Neben ihrer traditionellen Aufgabe als Produzent hochwertiger Lebensmittel stellen sich die bäuerlichen Betriebe immer mehr auch neuen Aufgaben, etwa im Bereich der erneuerbaren Energie und der nachwachsenden Rohstoffe.  Auf der Grundlage des Aktionsplans der EU-Kommission zur Biomasse soll die Rolle des Einsatzes erneuerbarer Energiequellen im Rahmen der GAP erörtert und eine Diskussion zum vermehrten Einsatz von Biokraftstoffen lanciert werden.

In ganz Europa einzigartig ist das Umweltengagement unserer Bauern: in der Zeit von 2000 bis 2006 haben über ¾ der Betriebe mit fast 90 Prozent der landwirtschaftlichen Fläche am agrarischen Umweltprogramm teilgenommen. Sie
entsprechen damit in hohem Ausmaß den Ansprüchen der heimischen Konsumentinnen und Konsumenten.
Die Sicherung einer flächendeckenden, naturnahen, bäuerlichen und wettbewerbsfähigen Landwirtschaft in Österreich liegt vor diesem Hintergrund im gesamtgesellschaftlichen Interesse und ist damit für uns ein klarer Auftrag.

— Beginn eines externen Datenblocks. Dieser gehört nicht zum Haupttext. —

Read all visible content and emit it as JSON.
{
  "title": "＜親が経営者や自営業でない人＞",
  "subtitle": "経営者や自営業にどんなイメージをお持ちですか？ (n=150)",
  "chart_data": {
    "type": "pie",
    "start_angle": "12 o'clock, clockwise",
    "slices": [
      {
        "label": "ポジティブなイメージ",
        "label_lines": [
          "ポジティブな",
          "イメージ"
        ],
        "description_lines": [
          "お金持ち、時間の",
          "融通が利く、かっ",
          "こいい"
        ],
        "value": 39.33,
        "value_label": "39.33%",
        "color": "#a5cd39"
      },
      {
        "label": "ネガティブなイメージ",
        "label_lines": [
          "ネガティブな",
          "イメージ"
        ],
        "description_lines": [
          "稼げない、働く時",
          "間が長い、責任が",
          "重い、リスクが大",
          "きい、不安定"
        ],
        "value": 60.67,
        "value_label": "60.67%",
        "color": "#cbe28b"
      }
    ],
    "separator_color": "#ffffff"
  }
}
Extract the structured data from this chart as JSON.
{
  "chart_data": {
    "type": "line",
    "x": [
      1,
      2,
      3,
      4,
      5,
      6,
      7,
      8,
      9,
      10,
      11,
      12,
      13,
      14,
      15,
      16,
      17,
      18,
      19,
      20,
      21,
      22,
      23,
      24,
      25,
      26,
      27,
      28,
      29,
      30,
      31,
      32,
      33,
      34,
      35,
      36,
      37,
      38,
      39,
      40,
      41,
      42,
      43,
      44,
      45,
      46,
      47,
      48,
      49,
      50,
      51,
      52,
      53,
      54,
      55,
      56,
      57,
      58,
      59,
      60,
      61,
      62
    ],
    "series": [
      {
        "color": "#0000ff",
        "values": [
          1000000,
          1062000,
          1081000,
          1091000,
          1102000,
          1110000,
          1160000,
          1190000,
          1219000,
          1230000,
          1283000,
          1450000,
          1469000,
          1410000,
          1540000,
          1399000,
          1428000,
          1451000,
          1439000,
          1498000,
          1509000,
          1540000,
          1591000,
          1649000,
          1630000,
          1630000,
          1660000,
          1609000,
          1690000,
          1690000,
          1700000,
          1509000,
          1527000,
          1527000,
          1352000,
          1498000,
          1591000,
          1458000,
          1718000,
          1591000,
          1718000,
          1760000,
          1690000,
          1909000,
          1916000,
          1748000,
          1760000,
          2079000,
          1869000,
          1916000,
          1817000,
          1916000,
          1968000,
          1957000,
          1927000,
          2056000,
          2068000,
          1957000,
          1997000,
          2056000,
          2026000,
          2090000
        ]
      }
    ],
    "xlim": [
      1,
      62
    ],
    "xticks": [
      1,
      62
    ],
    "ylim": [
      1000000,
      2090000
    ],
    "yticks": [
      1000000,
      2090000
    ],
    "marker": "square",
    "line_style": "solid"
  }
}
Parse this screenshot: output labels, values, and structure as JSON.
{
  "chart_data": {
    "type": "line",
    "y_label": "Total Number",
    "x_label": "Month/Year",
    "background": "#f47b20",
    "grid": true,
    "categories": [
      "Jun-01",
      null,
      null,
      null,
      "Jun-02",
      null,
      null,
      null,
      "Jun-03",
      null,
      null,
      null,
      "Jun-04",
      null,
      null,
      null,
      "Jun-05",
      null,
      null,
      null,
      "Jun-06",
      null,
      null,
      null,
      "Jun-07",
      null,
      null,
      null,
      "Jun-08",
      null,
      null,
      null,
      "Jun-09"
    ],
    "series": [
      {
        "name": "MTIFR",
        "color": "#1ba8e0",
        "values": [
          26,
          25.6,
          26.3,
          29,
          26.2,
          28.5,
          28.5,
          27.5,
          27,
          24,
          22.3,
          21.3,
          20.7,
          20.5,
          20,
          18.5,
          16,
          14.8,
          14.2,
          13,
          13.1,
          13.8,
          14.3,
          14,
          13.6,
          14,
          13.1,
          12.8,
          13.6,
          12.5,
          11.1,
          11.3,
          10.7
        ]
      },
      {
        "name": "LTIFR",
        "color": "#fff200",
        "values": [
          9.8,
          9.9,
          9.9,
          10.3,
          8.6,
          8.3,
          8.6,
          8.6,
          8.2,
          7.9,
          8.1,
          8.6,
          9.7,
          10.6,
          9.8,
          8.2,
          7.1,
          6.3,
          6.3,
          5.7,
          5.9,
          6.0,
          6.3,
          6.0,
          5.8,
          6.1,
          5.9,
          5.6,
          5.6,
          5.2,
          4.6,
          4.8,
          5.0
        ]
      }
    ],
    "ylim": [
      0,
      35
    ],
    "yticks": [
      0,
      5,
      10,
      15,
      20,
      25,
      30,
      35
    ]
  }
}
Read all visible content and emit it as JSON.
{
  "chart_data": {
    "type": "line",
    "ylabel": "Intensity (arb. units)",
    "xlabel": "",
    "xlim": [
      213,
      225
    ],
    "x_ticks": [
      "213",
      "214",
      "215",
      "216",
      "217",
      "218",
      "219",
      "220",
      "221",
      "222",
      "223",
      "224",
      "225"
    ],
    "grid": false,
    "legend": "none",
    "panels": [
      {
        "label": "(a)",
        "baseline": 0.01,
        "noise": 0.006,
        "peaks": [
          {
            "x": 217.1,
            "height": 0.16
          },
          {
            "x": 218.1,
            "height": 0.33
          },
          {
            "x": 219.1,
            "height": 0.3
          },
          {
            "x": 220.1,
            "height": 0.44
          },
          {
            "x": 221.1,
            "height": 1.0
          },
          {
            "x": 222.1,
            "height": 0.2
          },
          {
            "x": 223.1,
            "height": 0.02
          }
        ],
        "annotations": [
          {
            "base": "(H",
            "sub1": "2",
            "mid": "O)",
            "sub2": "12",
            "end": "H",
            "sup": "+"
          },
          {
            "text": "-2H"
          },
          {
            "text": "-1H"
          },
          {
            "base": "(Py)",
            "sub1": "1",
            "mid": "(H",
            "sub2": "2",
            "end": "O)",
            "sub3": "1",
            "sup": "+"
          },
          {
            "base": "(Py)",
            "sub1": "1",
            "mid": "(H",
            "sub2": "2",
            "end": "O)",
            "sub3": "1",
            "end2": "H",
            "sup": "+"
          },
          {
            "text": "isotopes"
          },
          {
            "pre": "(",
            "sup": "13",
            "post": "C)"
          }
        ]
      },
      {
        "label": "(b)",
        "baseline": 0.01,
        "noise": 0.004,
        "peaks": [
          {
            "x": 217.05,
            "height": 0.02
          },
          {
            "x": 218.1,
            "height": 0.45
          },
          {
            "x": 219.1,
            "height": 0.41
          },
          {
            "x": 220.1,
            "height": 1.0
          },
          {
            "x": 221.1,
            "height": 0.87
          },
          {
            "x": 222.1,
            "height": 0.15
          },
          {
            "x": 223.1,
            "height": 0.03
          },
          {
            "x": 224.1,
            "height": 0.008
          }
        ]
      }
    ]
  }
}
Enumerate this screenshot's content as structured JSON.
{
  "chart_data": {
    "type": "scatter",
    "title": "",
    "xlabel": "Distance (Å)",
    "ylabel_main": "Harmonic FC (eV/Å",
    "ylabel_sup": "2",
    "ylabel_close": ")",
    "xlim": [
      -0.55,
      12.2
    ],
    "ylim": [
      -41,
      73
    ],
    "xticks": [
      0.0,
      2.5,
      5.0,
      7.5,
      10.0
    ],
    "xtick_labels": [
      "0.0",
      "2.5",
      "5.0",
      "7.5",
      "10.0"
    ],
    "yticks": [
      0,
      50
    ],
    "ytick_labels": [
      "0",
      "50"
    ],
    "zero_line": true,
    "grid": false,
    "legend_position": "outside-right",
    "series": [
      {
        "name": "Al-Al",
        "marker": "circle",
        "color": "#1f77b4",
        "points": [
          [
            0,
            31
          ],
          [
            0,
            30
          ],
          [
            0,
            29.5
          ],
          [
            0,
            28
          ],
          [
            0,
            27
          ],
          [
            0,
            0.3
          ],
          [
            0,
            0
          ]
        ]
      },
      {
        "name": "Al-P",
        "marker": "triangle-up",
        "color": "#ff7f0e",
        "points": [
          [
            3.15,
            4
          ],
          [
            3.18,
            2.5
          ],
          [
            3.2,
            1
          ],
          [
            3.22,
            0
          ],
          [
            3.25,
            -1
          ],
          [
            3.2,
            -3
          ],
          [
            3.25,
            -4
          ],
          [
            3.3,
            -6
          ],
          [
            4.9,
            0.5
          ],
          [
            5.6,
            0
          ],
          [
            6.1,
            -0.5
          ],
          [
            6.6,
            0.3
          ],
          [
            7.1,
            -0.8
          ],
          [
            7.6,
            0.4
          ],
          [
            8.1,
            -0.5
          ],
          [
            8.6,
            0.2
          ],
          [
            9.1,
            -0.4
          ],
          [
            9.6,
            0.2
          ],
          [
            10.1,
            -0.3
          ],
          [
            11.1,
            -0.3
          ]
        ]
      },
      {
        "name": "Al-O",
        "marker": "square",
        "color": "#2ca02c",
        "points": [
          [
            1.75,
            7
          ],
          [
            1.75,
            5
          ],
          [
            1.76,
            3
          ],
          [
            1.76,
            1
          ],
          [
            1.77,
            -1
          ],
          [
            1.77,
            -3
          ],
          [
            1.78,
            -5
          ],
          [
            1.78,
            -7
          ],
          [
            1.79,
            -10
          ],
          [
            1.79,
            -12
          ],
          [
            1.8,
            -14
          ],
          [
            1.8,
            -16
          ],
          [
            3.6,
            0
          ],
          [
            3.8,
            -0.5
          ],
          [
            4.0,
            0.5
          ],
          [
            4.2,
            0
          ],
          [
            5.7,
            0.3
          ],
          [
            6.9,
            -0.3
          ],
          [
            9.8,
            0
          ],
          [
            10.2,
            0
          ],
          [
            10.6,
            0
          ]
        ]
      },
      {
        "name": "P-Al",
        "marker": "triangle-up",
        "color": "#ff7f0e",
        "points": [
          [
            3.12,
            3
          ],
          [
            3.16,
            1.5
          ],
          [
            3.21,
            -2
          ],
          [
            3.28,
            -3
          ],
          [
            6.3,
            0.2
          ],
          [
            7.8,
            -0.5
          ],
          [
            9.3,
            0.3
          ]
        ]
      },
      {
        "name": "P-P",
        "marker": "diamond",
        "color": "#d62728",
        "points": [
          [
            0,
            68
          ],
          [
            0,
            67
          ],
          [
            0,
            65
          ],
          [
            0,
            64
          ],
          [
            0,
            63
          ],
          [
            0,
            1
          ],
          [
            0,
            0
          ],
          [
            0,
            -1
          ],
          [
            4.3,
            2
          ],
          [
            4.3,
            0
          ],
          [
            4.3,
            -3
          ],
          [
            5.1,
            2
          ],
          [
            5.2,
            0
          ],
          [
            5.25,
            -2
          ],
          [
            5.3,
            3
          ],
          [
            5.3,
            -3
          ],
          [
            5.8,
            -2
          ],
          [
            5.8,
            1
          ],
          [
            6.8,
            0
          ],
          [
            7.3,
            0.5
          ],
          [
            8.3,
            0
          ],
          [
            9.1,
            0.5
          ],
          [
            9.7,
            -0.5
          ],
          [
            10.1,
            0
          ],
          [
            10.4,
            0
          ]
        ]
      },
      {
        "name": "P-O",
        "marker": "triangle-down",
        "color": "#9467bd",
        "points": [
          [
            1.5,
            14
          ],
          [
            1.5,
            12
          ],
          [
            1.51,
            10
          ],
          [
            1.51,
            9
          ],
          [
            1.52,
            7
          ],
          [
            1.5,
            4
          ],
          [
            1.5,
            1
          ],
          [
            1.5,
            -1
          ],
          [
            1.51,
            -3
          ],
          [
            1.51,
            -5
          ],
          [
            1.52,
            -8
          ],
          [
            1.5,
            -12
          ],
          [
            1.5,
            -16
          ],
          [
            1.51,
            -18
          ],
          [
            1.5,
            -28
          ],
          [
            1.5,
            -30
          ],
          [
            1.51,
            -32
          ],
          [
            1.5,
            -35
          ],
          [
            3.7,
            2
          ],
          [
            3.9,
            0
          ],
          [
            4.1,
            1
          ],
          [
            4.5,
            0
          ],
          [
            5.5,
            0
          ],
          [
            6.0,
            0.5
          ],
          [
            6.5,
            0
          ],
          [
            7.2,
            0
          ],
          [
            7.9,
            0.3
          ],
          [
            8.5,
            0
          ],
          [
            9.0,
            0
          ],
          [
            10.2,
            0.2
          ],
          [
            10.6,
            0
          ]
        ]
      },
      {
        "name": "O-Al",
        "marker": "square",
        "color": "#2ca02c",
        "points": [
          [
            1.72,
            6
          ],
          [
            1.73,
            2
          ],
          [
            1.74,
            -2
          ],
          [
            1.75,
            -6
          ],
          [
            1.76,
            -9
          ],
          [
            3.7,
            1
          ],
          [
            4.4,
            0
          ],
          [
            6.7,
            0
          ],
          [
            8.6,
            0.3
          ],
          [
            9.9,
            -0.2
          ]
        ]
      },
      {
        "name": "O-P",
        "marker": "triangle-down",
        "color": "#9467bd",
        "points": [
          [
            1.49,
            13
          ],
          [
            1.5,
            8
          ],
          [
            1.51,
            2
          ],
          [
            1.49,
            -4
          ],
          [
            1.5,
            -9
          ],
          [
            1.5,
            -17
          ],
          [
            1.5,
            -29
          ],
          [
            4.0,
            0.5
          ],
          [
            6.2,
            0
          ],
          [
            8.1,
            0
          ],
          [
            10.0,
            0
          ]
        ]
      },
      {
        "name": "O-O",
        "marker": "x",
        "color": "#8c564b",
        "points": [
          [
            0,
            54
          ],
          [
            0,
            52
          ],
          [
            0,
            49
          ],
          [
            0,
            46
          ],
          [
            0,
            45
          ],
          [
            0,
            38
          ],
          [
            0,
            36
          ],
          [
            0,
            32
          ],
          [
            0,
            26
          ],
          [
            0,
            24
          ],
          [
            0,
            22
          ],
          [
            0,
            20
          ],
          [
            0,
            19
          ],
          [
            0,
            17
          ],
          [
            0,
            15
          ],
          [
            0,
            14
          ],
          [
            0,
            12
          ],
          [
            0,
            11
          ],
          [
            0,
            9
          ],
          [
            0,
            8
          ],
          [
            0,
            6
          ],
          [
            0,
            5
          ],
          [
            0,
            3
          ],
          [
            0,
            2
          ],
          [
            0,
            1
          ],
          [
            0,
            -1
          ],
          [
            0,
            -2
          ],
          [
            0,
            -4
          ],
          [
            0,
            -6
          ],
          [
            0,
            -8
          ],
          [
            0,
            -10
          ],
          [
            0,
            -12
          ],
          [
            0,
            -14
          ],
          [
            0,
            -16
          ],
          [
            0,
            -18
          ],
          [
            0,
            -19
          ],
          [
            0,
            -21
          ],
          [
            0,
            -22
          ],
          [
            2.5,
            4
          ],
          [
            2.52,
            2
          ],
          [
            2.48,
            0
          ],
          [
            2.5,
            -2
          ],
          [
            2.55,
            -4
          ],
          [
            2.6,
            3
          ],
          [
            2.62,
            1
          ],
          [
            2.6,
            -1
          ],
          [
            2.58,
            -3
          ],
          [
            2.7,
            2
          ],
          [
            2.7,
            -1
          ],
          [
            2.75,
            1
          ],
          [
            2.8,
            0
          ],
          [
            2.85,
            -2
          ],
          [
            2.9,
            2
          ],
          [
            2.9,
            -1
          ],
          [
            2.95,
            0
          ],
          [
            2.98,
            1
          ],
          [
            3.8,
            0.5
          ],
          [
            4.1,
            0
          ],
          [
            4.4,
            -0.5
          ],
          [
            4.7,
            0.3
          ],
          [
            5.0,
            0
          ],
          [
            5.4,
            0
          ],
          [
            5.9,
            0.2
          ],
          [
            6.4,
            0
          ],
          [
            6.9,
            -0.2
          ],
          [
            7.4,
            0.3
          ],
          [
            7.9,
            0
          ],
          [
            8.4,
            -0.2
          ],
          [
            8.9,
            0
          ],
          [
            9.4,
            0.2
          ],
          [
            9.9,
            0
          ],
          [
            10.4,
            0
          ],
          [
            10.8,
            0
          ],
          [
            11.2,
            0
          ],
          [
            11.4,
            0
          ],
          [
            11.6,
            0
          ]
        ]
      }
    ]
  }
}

Investitions- und Regionaloffensive für den ländlichen Raum
Mit einem Plus von mehr als 30 Prozent wird durch die Investitionsoffensive ein spürbarer Impuls zur Stärkung der Wirtschaftskraft und der Wettbewerbfähigkeit bäuerlicher Betriebe gegeben:
Im Vergleich zu 95 Mio. Euro in der alten Periode stehen nun im Grünen Pakt für die Investitionsoffensive jährlich insgesamt rund 130 Mio. Euro zur Verfügung.
Zusätzlich zu den Mitteln aus der in der EU Verordnung vorgegebenen Achse 1 (Stärkung der Wettbewerbsfähigkeit der Land- und Forstwirtschaft) werden Mittel aus der Achse 3 (Steigerung der Lebensqualität und Förderung der
Diversifizierung der Wirtschaft) herangezogen.
Nach voller Dotierung der Achse 2 (Verbesserung der Umwelt) in der Höhe von 80 Prozent verbleiben für die beiden anderen Achsen 1 und 3 jeweils 10 Prozent der Mittel.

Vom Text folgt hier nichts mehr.